MT send entry security hole

Published on:

Gummi gives me a heads up on a highly problematic hole in MT, which basically can turn your blog into an open email relay for spammers. To plug the hole, until Six Apart comes with a permanent fix, you need to do the following as soon as possible:

If you do not use the "send this" feature on your MT weblog:
backup and remove the script named mt-send-entry.cgi or, alternatively, rename it.
If you are using the "send this" feature on your MT weblog but do not want to be exposed:
remove all traces of this feature on your MT templates and rebuild as necessary,
backup and remove the script named mt-send-entry.cgi or, alternatively, rename it.
If you are using the "send this" feature on your MT weblog and want to keep it:
rename the script named mt-send-entry.cgi,
find where this script is called (within your MT templates) and rename as above.
I do NOT recommend this!

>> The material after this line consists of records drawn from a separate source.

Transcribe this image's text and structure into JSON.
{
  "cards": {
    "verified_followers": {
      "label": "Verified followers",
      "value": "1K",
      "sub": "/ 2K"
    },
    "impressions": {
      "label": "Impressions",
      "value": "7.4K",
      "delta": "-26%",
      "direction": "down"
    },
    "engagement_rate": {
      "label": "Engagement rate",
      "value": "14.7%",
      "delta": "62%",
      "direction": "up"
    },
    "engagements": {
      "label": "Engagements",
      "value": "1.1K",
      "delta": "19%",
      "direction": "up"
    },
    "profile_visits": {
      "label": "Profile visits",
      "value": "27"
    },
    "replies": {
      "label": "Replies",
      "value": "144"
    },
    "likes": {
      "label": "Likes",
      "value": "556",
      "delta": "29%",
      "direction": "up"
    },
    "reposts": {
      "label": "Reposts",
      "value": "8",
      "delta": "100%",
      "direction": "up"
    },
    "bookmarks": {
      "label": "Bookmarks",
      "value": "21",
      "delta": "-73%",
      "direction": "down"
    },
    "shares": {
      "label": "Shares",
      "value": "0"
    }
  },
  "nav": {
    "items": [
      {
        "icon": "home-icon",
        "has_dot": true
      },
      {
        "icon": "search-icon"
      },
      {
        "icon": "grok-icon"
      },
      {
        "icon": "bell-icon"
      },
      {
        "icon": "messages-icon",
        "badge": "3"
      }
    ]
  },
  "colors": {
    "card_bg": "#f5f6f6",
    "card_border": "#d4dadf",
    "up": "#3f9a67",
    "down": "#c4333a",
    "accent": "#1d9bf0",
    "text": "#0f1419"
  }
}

Simply because if you continue to use this feature, the new name of the script will continue to be exposed on your pages, and the script can still be invoked by spammers.

Other reports:

  • Check this thread on the MT forum for more information. See update below.
  • Zope news. I do not recommend this modification, as limiting the script to only one email address doesn't prevent a spammer to use a robot to invoke the script one address at a time.

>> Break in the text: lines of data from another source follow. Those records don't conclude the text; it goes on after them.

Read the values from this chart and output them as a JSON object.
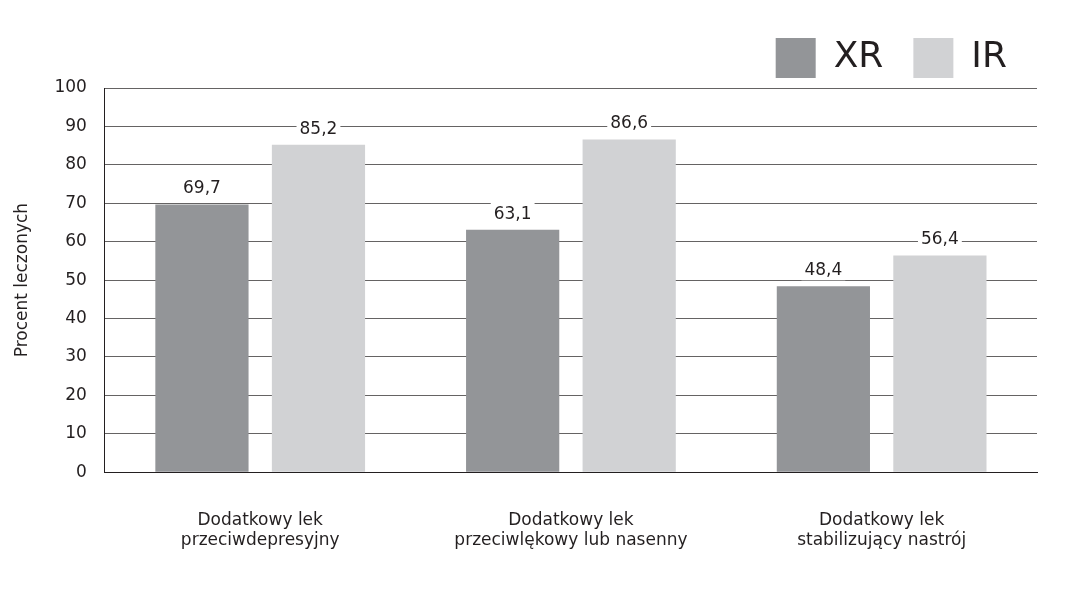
{
  "chart_data": {
    "type": "bar",
    "ylabel": "Procent leczonych",
    "categories": [
      "Dodatkowy lek\nprzeciwdepresyjny",
      "Dodatkowy lek\nprzeciwlękowy lub nasenny",
      "Dodatkowy lek\nstabilizujący nastrój"
    ],
    "series": [
      {
        "name": "XR",
        "color": "#939598",
        "values": [
          69.7,
          63.1,
          48.4
        ],
        "value_labels": [
          "69,7",
          "63,1",
          "48,4"
        ]
      },
      {
        "name": "IR",
        "color": "#d1d2d4",
        "values": [
          85.2,
          86.6,
          56.4
        ],
        "value_labels": [
          "85,2",
          "86,6",
          "56,4"
        ]
      }
    ],
    "ylim": [
      0,
      100
    ],
    "yticks": [
      0,
      10,
      20,
      30,
      40,
      50,
      60,
      70,
      80,
      90,
      100
    ],
    "grid": "y",
    "legend": "top right"
  }
}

Update: Ben Trott has responded on the 24th:

All,

This is a bug in the MT code that sends mail using sendmail. If you're using SMTP, you are not, I don't think (sic), susceptible to this. The problem is that the code is not doing enough input validation on the From and To fields that are used in the mail message.

The fix will be in the next version of MT, but in the meantime, here's a fix.

1) Open mt-send-entry.cgi in a text editor.

2) Before line 40, add these lines:

CODE
   die "Invalid from or to value"
       if $to =~ /[\r\n]/ || $from =~ /[\r\n]/;

But something tells me that a robot can still use the script to trigger the script one email at a time. Another suggestion is to remove the ability to add custom content to the email, which would then remove the incentive for spammers.